Court allows PUP president to keep post for nowBy Jaymee T. Gamil
Philippine Daily Inquirer
Score round 1 in favor of the sitting president of the Polytechnic University of the Philippines (PUP).
A judge on Tuesday granted PUP president Dante Guevarra’s motion to stop the university board of regents (BOR) from replacing him.
Judge Silvino Pampilo of the Manila Regional Trial Court Branch 26 granted Guevarra’s petition for a writ of preliminary injunction, effectively stopping the BOR from implementing a resolution dated July 4, which appointed Edicio de la Torre as officer in charge at the end of Guevarra’s four-year-old term on July 5.
“The parties are ordered to maintain the status quo ante wherein the petitioner continues to act as PUP president in a holdover capacity,” Pampilo said in his order.
The order will remain “in full force and effect” until the court issues a new one, the judge added.
The motion for a writ of preliminary injunction [a court order that requires an individual to perform, or prohibits him from performing, a particular act] was filed by Guevarra on July 5 in which he sought the nullification of the BOR resolution.

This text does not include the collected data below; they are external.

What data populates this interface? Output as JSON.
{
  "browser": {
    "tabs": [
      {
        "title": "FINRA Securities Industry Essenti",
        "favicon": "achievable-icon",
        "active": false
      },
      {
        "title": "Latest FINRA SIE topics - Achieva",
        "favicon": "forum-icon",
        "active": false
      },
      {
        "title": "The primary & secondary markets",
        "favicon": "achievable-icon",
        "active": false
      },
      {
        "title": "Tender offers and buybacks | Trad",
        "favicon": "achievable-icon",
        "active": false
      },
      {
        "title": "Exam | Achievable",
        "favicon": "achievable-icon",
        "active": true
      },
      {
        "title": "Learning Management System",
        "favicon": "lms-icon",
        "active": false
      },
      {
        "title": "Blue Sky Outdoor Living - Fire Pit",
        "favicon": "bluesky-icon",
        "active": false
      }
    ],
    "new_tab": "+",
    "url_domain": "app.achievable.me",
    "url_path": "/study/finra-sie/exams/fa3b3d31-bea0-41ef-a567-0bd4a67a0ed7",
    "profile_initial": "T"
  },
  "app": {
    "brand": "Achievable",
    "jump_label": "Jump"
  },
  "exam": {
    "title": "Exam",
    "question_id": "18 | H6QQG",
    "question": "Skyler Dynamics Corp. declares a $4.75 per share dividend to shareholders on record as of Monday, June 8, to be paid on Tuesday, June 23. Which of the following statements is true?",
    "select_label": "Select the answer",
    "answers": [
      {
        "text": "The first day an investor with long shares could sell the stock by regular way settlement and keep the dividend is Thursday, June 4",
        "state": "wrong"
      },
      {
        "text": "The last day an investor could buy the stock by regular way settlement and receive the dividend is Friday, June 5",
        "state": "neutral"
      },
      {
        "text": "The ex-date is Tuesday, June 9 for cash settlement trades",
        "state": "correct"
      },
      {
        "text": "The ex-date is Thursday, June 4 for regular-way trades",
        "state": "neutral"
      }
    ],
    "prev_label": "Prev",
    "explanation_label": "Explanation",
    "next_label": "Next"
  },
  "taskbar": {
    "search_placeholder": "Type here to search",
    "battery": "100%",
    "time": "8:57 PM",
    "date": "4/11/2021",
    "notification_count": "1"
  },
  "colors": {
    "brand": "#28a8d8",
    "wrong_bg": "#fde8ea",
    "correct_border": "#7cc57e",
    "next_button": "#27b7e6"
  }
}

In his petition, Guevarra alleged that the BOR resolution violated the Higher Modernization Act of 1997 as it did not follow the proper procedures in the search for a new PUP president.
Among others, Guevarra said the BOR failed to convene a search committee and consult students, and overlooked his right to be re-evaluated for another term.
“When the incumbent president expresses his desire for reappointment… only after [he] is found to be qualified and eligible per standards set by the board may they exercise their discretion either to proceed with the search… or do away with the conduct of the search,” Guevarra, through his counsel, said in his petition.
Pampilo, to back his decision to keep Guevarra in his post for the meantime, cited the need to keep order in the university.
Students have expressed their opposition to the BOR resolution through the conduct of campus protests and class walkouts in the past month.
“Evidence on records as well as testimonies of witnesses show that the students will resort to concerted protest actions to signify their dissatisfaction [over] the decision of the BOR. To prevent further damage, the issuance of a writ of preliminary injunction will be necessary to maintain the last peaceable situation that preceded the controversy,” the judge said.